Passive House is a rigorous, voluntary standard for energy efficiency in a building. Adherence to the standard results in buildings that require little energy for heating or cooling – hence the term ‘passive’.
The original ‘Passivhaus’ standard was developed by Bo Adamson of Lund University Sweden and Wolfgang Feist from the Institute of Housing and the Environment, Germany with the first residences being built in Germany 1990.
The Passive House standards requires that a building meet certain requirements in terms of heating and cooling loads, energy consumption and airtightness. In order meet these requirements and achieve the standard, various techniques and technologies are used in combination.
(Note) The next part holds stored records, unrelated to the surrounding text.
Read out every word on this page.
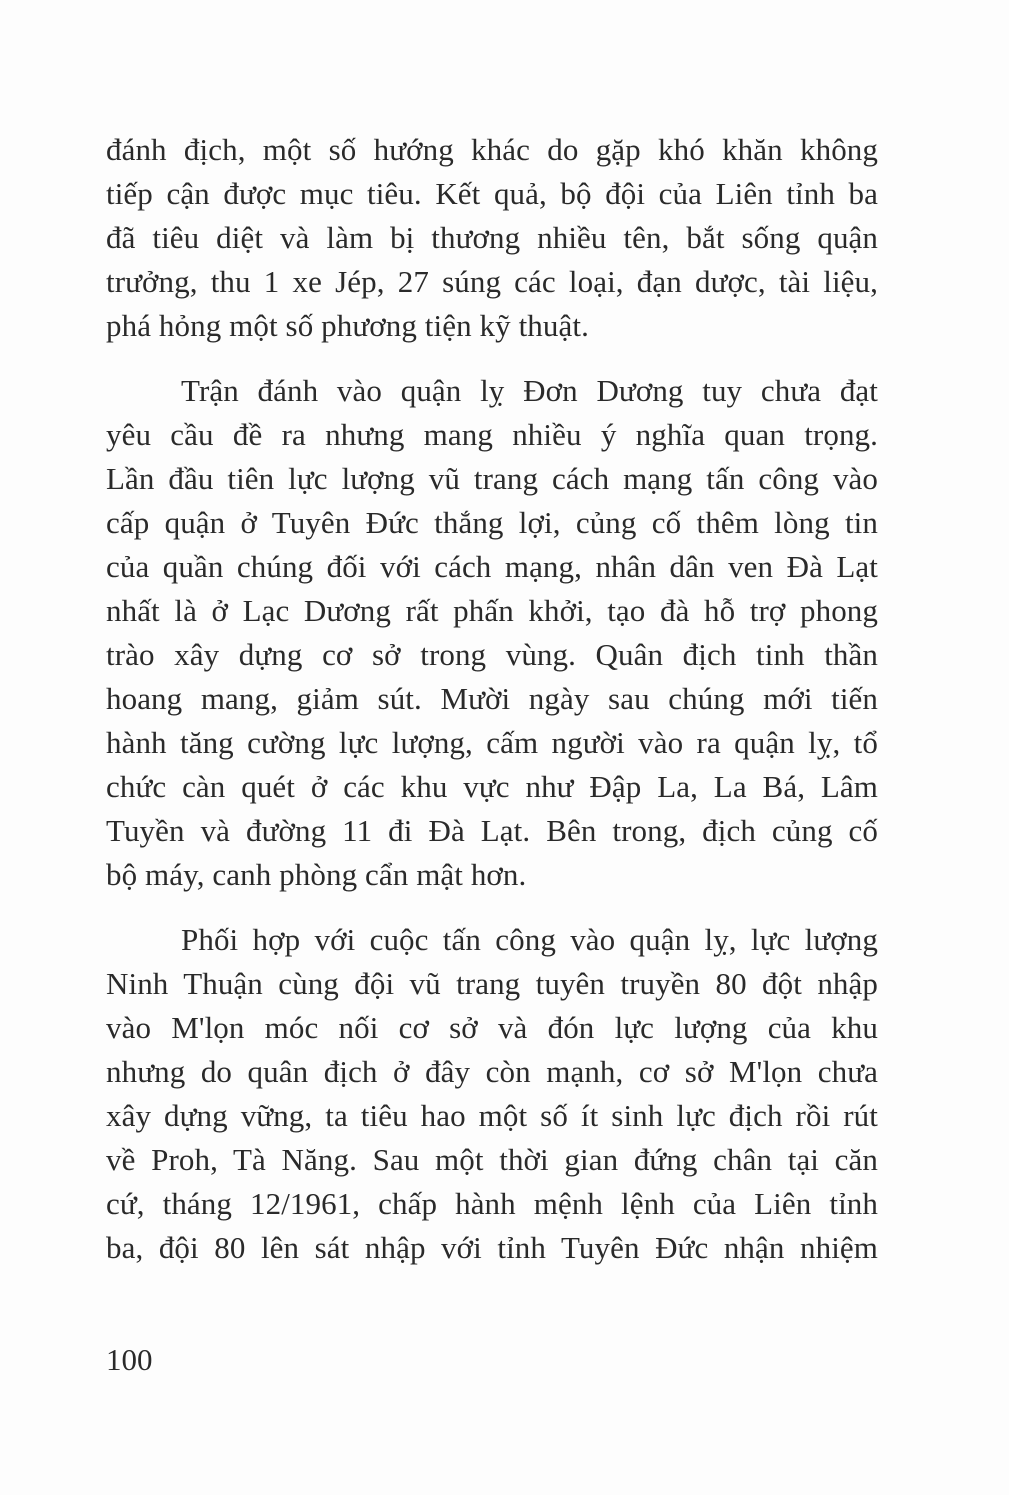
đánh địch, một số hướng khác do gặp khó khăn không
tiếp cận được mục tiêu. Kết quả, bộ đội của Liên tỉnh ba
đã tiêu diệt và làm bị thương nhiều tên, bắt sống quận
trưởng, thu 1 xe Jép, 27 súng các loại, đạn dược, tài liệu,
phá hỏng một số phương tiện kỹ thuật.
Trận đánh vào quận lỵ Đơn Dương tuy chưa đạt
yêu cầu đề ra nhưng mang nhiều ý nghĩa quan trọng.
Lần đầu tiên lực lượng vũ trang cách mạng tấn công vào
cấp quận ở Tuyên Đức thắng lợi, củng cố thêm lòng tin
của quần chúng đối với cách mạng, nhân dân ven Đà Lạt
nhất là ở Lạc Dương rất phấn khởi, tạo đà hỗ trợ phong
trào xây dựng cơ sở trong vùng. Quân địch tinh thần
hoang mang, giảm sút. Mười ngày sau chúng mới tiến
hành tăng cường lực lượng, cấm người vào ra quận lỵ, tổ
chức càn quét ở các khu vực như Đập La, La Bá, Lâm
Tuyền và đường 11 đi Đà Lạt. Bên trong, địch củng cố
bộ máy, canh phòng cẩn mật hơn.
Phối hợp với cuộc tấn công vào quận lỵ, lực lượng
Ninh Thuận cùng đội vũ trang tuyên truyền 80 đột nhập
vào M'lọn móc nối cơ sở và đón lực lượng của khu
nhưng do quân địch ở đây còn mạnh, cơ sở M'lọn chưa
xây dựng vững, ta tiêu hao một số ít sinh lực địch rồi rút
về Proh, Tà Năng. Sau một thời gian đứng chân tại căn
cứ, tháng 12/1961, chấp hành mệnh lệnh của Liên tỉnh
ba, đội 80 lên sát nhập với tỉnh Tuyên Đức nhận nhiệm
100
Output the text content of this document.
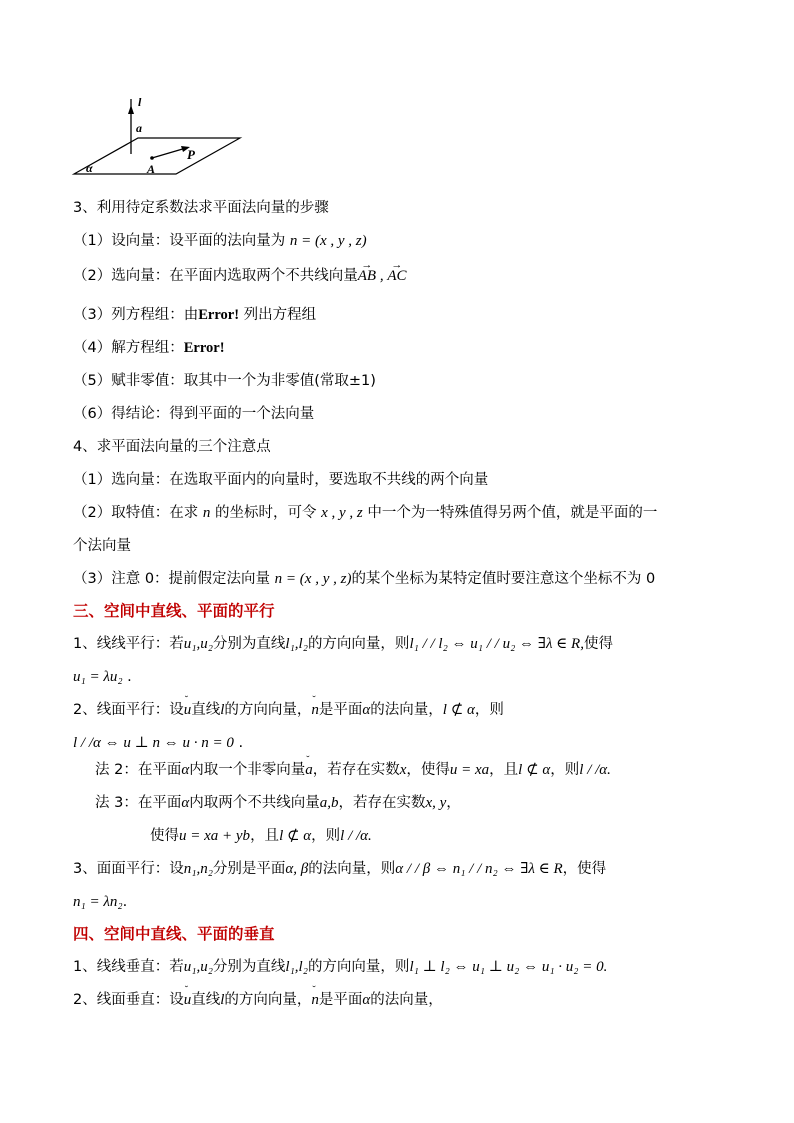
l
a
α	A
P
3、利用待定系数法求平面法向量的步骤
（1）设向量：设平面的法向量为 n = (x , y , z)
（2）选向量：在平面内选取两个不共线向量→ AB , → AC
（3）列方程组：由Error! 列出方程组
（4）解方程组：Error!
（5）赋非零值：取其中一个为非零值(常取±1)
（6）得结论：得到平面的一个法向量
4、求平面法向量的三个注意点
（1）选向量：在选取平面内的向量时，要选取不共线的两个向量
（2）取特值：在求 n 的坐标时，可令 x , y , z 中一个为一特殊值得另两个值，就是平面的一
个法向量
（3）注意 0：提前假定法向量 n = (x , y , z)的某个坐标为某特定值时要注意这个坐标不为 0
三、空间中直线、平面的平行
1、线线平行：若u₁,u₂分别为直线l₁,l₂的方向向量，则l₁ / / l₂ ⇔ u₁ / / u₂ ⇔ ∃λ ∈ R,使得
u₁ = λu₂ .
2、线面平行：设˘ u直线l的方向向量，˘ n是平面α的法向量，l ⊄ α，则
l / /α ⇔ u ⊥ n ⇔ u · n = 0 .
法 2：在平面α内取一个非零向量˘ a，若存在实数x，使得u = xa，且l ⊄ α，则l / /α.
法 3：在平面α内取两个不共线向量a,b，若存在实数x, y，
使得u = xa + yb，且l ⊄ α，则l / /α.
3、面面平行：设n₁,n₂分别是平面α, β的法向量，则α / / β ⇔ n₁ / / n₂ ⇔ ∃λ ∈ R，使得
n₁ = λn₂.
四、空间中直线、平面的垂直
1、线线垂直：若u₁,u₂分别为直线l₁,l₂的方向向量，则l₁ ⊥ l₂ ⇔ u₁ ⊥ u₂ ⇔ u₁ · u₂ = 0.
2、线面垂直：设˘ u直线l的方向向量，˘ n是平面α的法向量，
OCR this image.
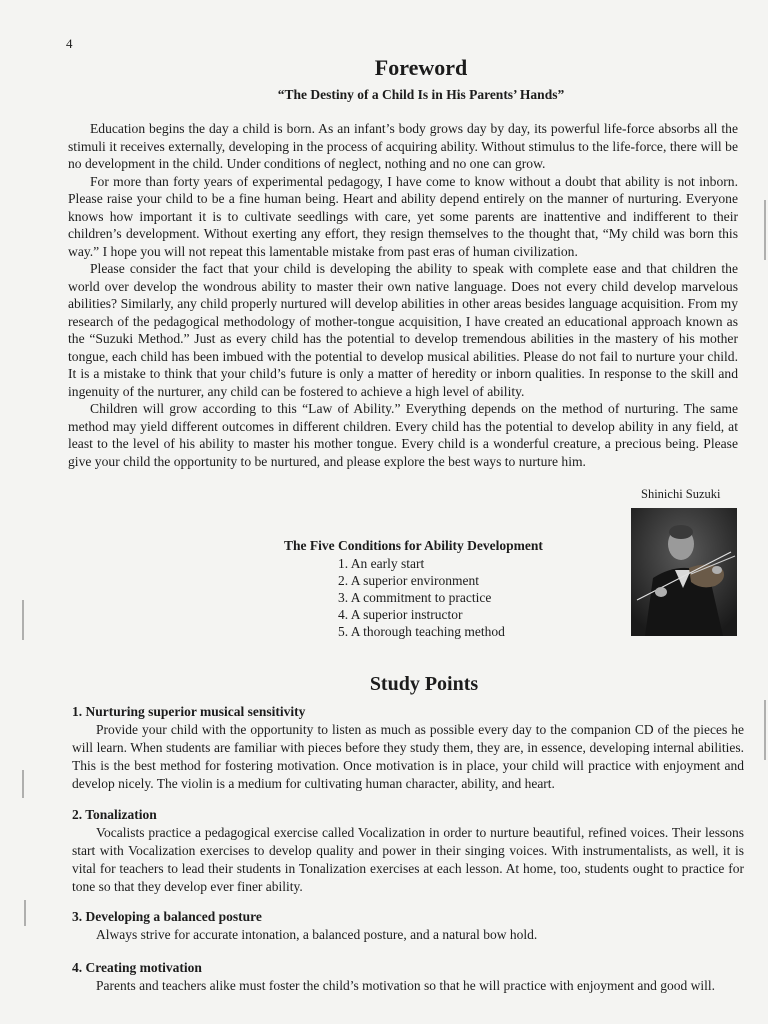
4
Foreword
“The Destiny of a Child Is in His Parents’ Hands”

Education begins the day a child is born. As an infant’s body grows day by day, its powerful life-force absorbs all the stimuli it receives externally, developing in the process of acquiring ability. Without stimulus to the life-force, there will be no development in the child. Under conditions of neglect, nothing and no one can grow.

For more than forty years of experimental pedagogy, I have come to know without a doubt that ability is not inborn. Please raise your child to be a fine human being. Heart and ability depend entirely on the manner of nurturing. Everyone knows how important it is to cultivate seedlings with care, yet some parents are inattentive and indifferent to their children’s development. Without exerting any effort, they resign themselves to the thought that, “My child was born this way.” I hope you will not repeat this lamentable mistake from past eras of human civilization.

Please consider the fact that your child is developing the ability to speak with complete ease and that children the world over develop the wondrous ability to master their own native language. Does not every child develop marvelous abilities? Similarly, any child properly nurtured will develop abilities in other areas besides language acquisition. From my research of the pedagogical methodology of mother-tongue acquisition, I have created an educational approach known as the “Suzuki Method.” Just as every child has the potential to develop tremendous abilities in the mastery of his mother tongue, each child has been imbued with the potential to develop musical abilities. Please do not fail to nurture your child. It is a mistake to think that your child’s future is only a matter of heredity or inborn qualities. In response to the skill and ingenuity of the nurturer, any child can be fostered to achieve a high level of ability.

Children will grow according to this “Law of Ability.” Everything depends on the method of nurturing. The same method may yield different outcomes in different children. Every child has the potential to develop ability in any field, at least to the level of his ability to master his mother tongue. Every child is a wonderful creature, a precious being. Please give your child the opportunity to be nurtured, and please explore the best ways to nurture him.

Shinichi Suzuki
The Five Conditions for Ability Development
1. An early start
2. A superior environment
3. A commitment to practice
4. A superior instructor
5. A thorough teaching method
Study Points
1. Nurturing superior musical sensitivity

Provide your child with the opportunity to listen as much as possible every day to the companion CD of the pieces he will learn. When students are familiar with pieces before they study them, they are, in essence, developing internal abilities. This is the best method for fostering motivation. Once motivation is in place, your child will practice with enjoyment and develop nicely. The violin is a medium for cultivating human character, ability, and heart.

2. Tonalization

Vocalists practice a pedagogical exercise called Vocalization in order to nurture beautiful, refined voices. Their lessons start with Vocalization exercises to develop quality and power in their singing voices. With instrumentalists, as well, it is vital for teachers to lead their students in Tonalization exercises at each lesson. At home, too, students ought to practice for tone so that they develop ever finer ability.

3. Developing a balanced posture

Always strive for accurate intonation, a balanced posture, and a natural bow hold.

4. Creating motivation

Parents and teachers alike must foster the child’s motivation so that he will practice with enjoyment and good will.
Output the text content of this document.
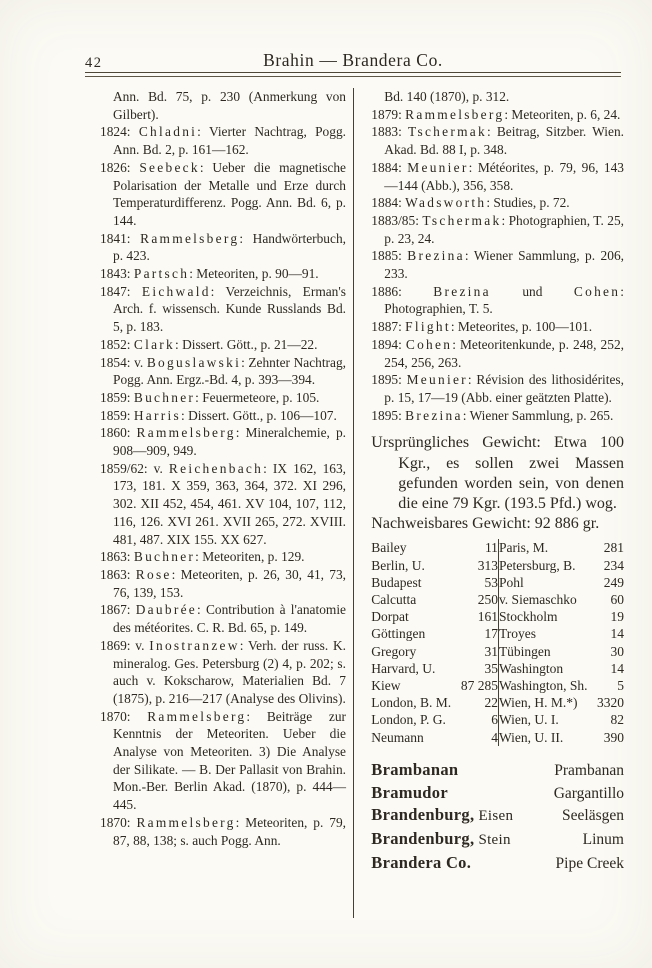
42	Brahin — Brandera Co.

Ann. Bd. 75, p. 230 (Anmerkung von Gilbert).

1824: Chladni: Vierter Nachtrag, Pogg. Ann. Bd. 2, p. 161—162.

1826: Seebeck: Ueber die magnetische Polarisation der Metalle und Erze durch Temperaturdifferenz. Pogg. Ann. Bd. 6, p. 144.

1841: Rammelsberg: Handwörterbuch, p. 423.

1843: Partsch: Meteoriten, p. 90—91.

1847: Eichwald: Verzeichnis, Erman's Arch. f. wissensch. Kunde Russlands Bd. 5, p. 183.

1852: Clark: Dissert. Gött., p. 21—22.

1854: v. Boguslawski: Zehnter Nachtrag, Pogg. Ann. Ergz.-Bd. 4, p. 393—394.

1859: Buchner: Feuermeteore, p. 105.

1859: Harris: Dissert. Gött., p. 106—107.

1860: Rammelsberg: Mineralchemie, p. 908—909, 949.

1859/62: v. Reichenbach: IX 162, 163, 173, 181. X 359, 363, 364, 372. XI 296, 302. XII 452, 454, 461. XV 104, 107, 112, 116, 126. XVI 261. XVII 265, 272. XVIII. 481, 487. XIX 155. XX 627.

1863: Buchner: Meteoriten, p. 129.

1863: Rose: Meteoriten, p. 26, 30, 41, 73, 76, 139, 153.

1867: Daubrée: Contribution à l'anatomie des météorites. C. R. Bd. 65, p. 149.

1869: v. Inostranzew: Verh. der russ. K. mineralog. Ges. Petersburg (2) 4, p. 202; s. auch v. Kokscharow, Materialien Bd. 7 (1875), p. 216—217 (Analyse des Olivins).

1870: Rammelsberg: Beiträge zur Kenntnis der Meteoriten. Ueber die Analyse von Meteoriten. 3) Die Analyse der Silikate. — B. Der Pallasit von Brahin. Mon.-Ber. Berlin Akad. (1870), p. 444—445.

1870: Rammelsberg: Meteoriten, p. 79, 87, 88, 138; s. auch Pogg. Ann.

Bd. 140 (1870), p. 312.

1879: Rammelsberg: Meteoriten, p. 6, 24.

1883: Tschermak: Beitrag, Sitzber. Wien. Akad. Bd. 88 I, p. 348.

1884: Meunier: Météorites, p. 79, 96, 143—144 (Abb.), 356, 358.

1884: Wadsworth: Studies, p. 72.

1883/85: Tschermak: Photographien, T. 25, p. 23, 24.

1885: Brezina: Wiener Sammlung, p. 206, 233.

1886: Brezina und Cohen: Photographien, T. 5.

1887: Flight: Meteorites, p. 100—101.

1894: Cohen: Meteoritenkunde, p. 248, 252, 254, 256, 263.

1895: Meunier: Révision des lithosidérites, p. 15, 17—19 (Abb. einer geätzten Platte).

1895: Brezina: Wiener Sammlung, p. 265.

Ursprüngliches Gewicht: Etwa 100 Kgr., es sollen zwei Massen gefunden worden sein, von denen die eine 79 Kgr. (193.5 Pfd.) wog.

Nachweisbares Gewicht: 92 886 gr.

Bailey	11	Paris, M.	281
Berlin, U.	313	Petersburg, B.	234
Budapest	53	Pohl	249
Calcutta	250	v. Siemaschko	60
Dorpat	161	Stockholm	19
Göttingen	17	Troyes	14
Gregory	31	Tübingen	30
Harvard, U.	35	Washington	14
Kiew	87 285	Washington, Sh.	5
London, B. M.	22	Wien, H. M.*)	3320
London, P. G.	6	Wien, U. I.	82
Neumann	4	Wien, U. II.	390
Brambanan	Prambanan
Bramudor	Gargantillo
Brandenburg, Eisen	Seeläsgen
Brandenburg, Stein	Linum
Brandera Co.	Pipe Creek
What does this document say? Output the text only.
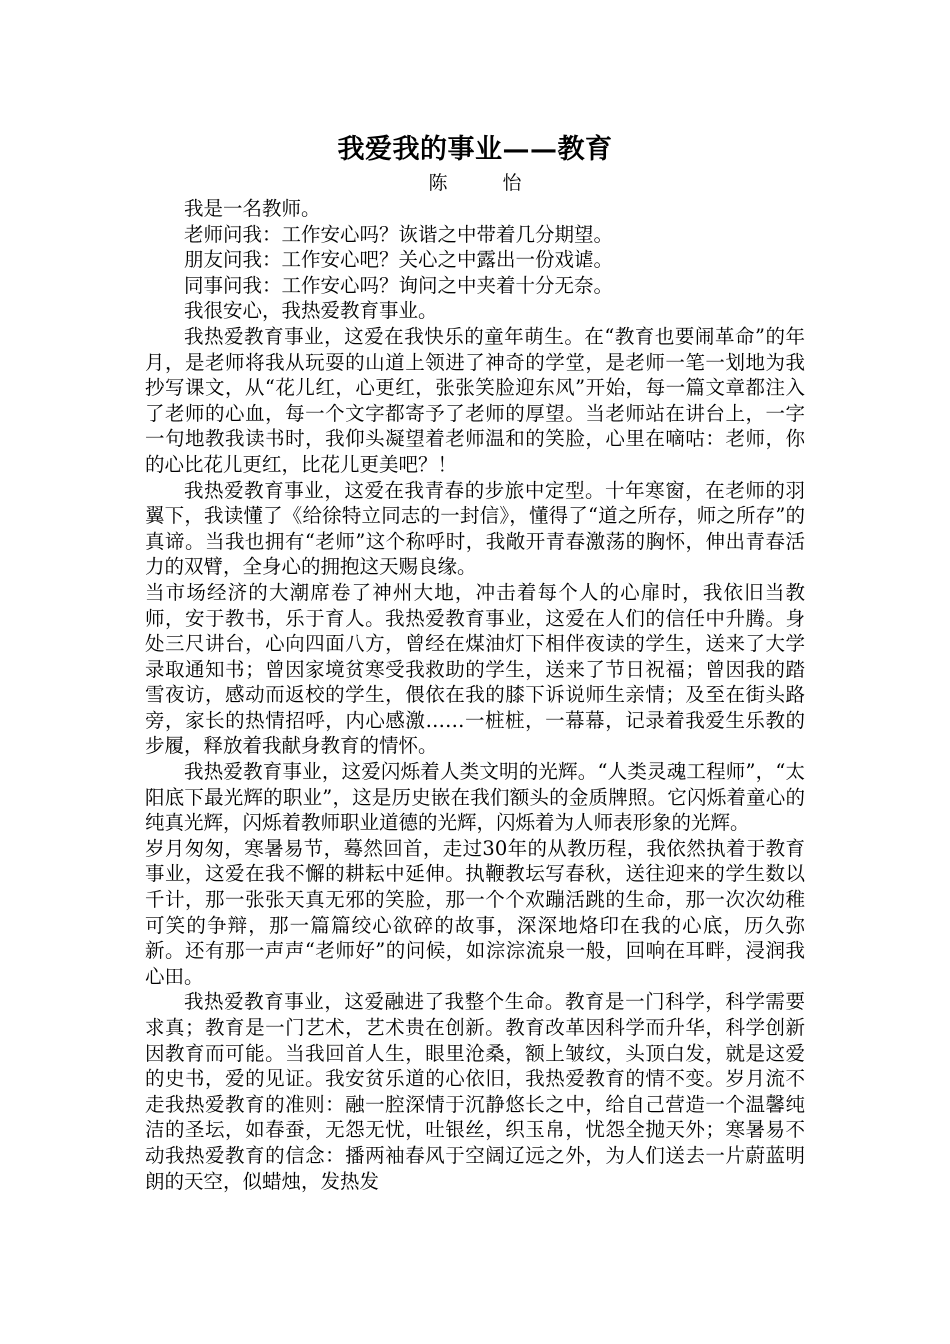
我爱我的事业——教育
陈　怡

我是一名教师。

老师问我：工作安心吗？诙谐之中带着几分期望。

朋友问我：工作安心吧？关心之中露出一份戏谑。

同事问我：工作安心吗？询问之中夹着十分无奈。

我很安心，我热爱教育事业。

我热爱教育事业，这爱在我快乐的童年萌生。在“教育也要闹革命”的年月，是老师将我从玩耍的山道上领进了神奇的学堂，是老师一笔一划地为我抄写课文，从“花儿红，心更红，张张笑脸迎东风”开始，每一篇文章都注入了老师的心血，每一个文字都寄予了老师的厚望。当老师站在讲台上，一字一句地教我读书时，我仰头凝望着老师温和的笑脸，心里在嘀咕：老师，你的心比花儿更红，比花儿更美吧？！

我热爱教育事业，这爱在我青春的步旅中定型。十年寒窗，在老师的羽翼下，我读懂了《给徐特立同志的一封信》，懂得了“道之所存，师之所存”的真谛。当我也拥有“老师”这个称呼时，我敞开青春激荡的胸怀，伸出青春活力的双臂，全身心的拥抱这天赐良缘。

当市场经济的大潮席卷了神州大地，冲击着每个人的心扉时，我依旧当教师，安于教书，乐于育人。我热爱教育事业，这爱在人们的信任中升腾。身处三尺讲台，心向四面八方，曾经在煤油灯下相伴夜读的学生，送来了大学录取通知书；曾因家境贫寒受我救助的学生，送来了节日祝福；曾因我的踏雪夜访，感动而返校的学生，偎依在我的膝下诉说师生亲情；及至在街头路旁，家长的热情招呼，内心感激……一桩桩，一幕幕，记录着我爱生乐教的步履，释放着我献身教育的情怀。

我热爱教育事业，这爱闪烁着人类文明的光辉。“人类灵魂工程师”，“太阳底下最光辉的职业”，这是历史嵌在我们额头的金质牌照。它闪烁着童心的纯真光辉，闪烁着教师职业道德的光辉，闪烁着为人师表形象的光辉。

岁月匆匆，寒暑易节，蓦然回首，走过30年的从教历程，我依然执着于教育事业，这爱在我不懈的耕耘中延伸。执鞭教坛写春秋，送往迎来的学生数以千计，那一张张天真无邪的笑脸，那一个个欢蹦活跳的生命，那一次次幼稚可笑的争辩，那一篇篇绞心欲碎的故事，深深地烙印在我的心底，历久弥新。还有那一声声“老师好”的问候，如淙淙流泉一般，回响在耳畔，浸润我心田。

我热爱教育事业，这爱融进了我整个生命。教育是一门科学，科学需要求真；教育是一门艺术，艺术贵在创新。教育改革因科学而升华，科学创新因教育而可能。当我回首人生，眼里沧桑，额上皱纹，头顶白发，就是这爱的史书，爱的见证。我安贫乐道的心依旧，我热爱教育的情不变。岁月流不走我热爱教育的准则：融一腔深情于沉静悠长之中，给自己营造一个温馨纯洁的圣坛，如春蚕，无怨无忧，吐银丝，织玉帛，忧怨全抛天外；寒暑易不动我热爱教育的信念：播两袖春风于空阔辽远之外，为人们送去一片蔚蓝明朗的天空，似蜡烛，发热发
Passive solar building design techniques involve ensuring a building is compact in shape to reduce the surface area with the principal windows orientated toward the equator to maximise solar gain. However in temperate climates the focus is on reducing excessive solar heat gain through things such as brise soleil, trees and pergolas with vines.
Superinsulation reduces heat transfer through the walls, roof and floor with special attention given to eliminating thermal bridges.
Advanced technology windows with triple-pane insulated glazing, thermally broken frames and air seals give exceptionally high R-values. Engineered windows can provide greater heat gains than losses, even in mid-winter!
Airtightness ensures that the air exchange is done through controlled ventilation through a heat-exchanger in order to minimise heat loss.
Passive Natural Ventilation is an integral component of passive house design and can be achieved by cross ventilation or the stack effect. In some cases, mechanical heat recovery ventilation systems are employed to maintain air quality.
Space Heating makes use of intrinsic heat from internal sources – such as lighting, white goods and body heat.
Passive and active daylighting techniques help to minimise energy consumption while solar panels can provide the necessary energy for lighting and electrical appliances.
Passive House buildings require an investment in higher quality building components, costing on average 5-10% more than traditional buildings. However they achieve significant savings over a life-time with a typical Passive House building achieving energy savings of up to 90%.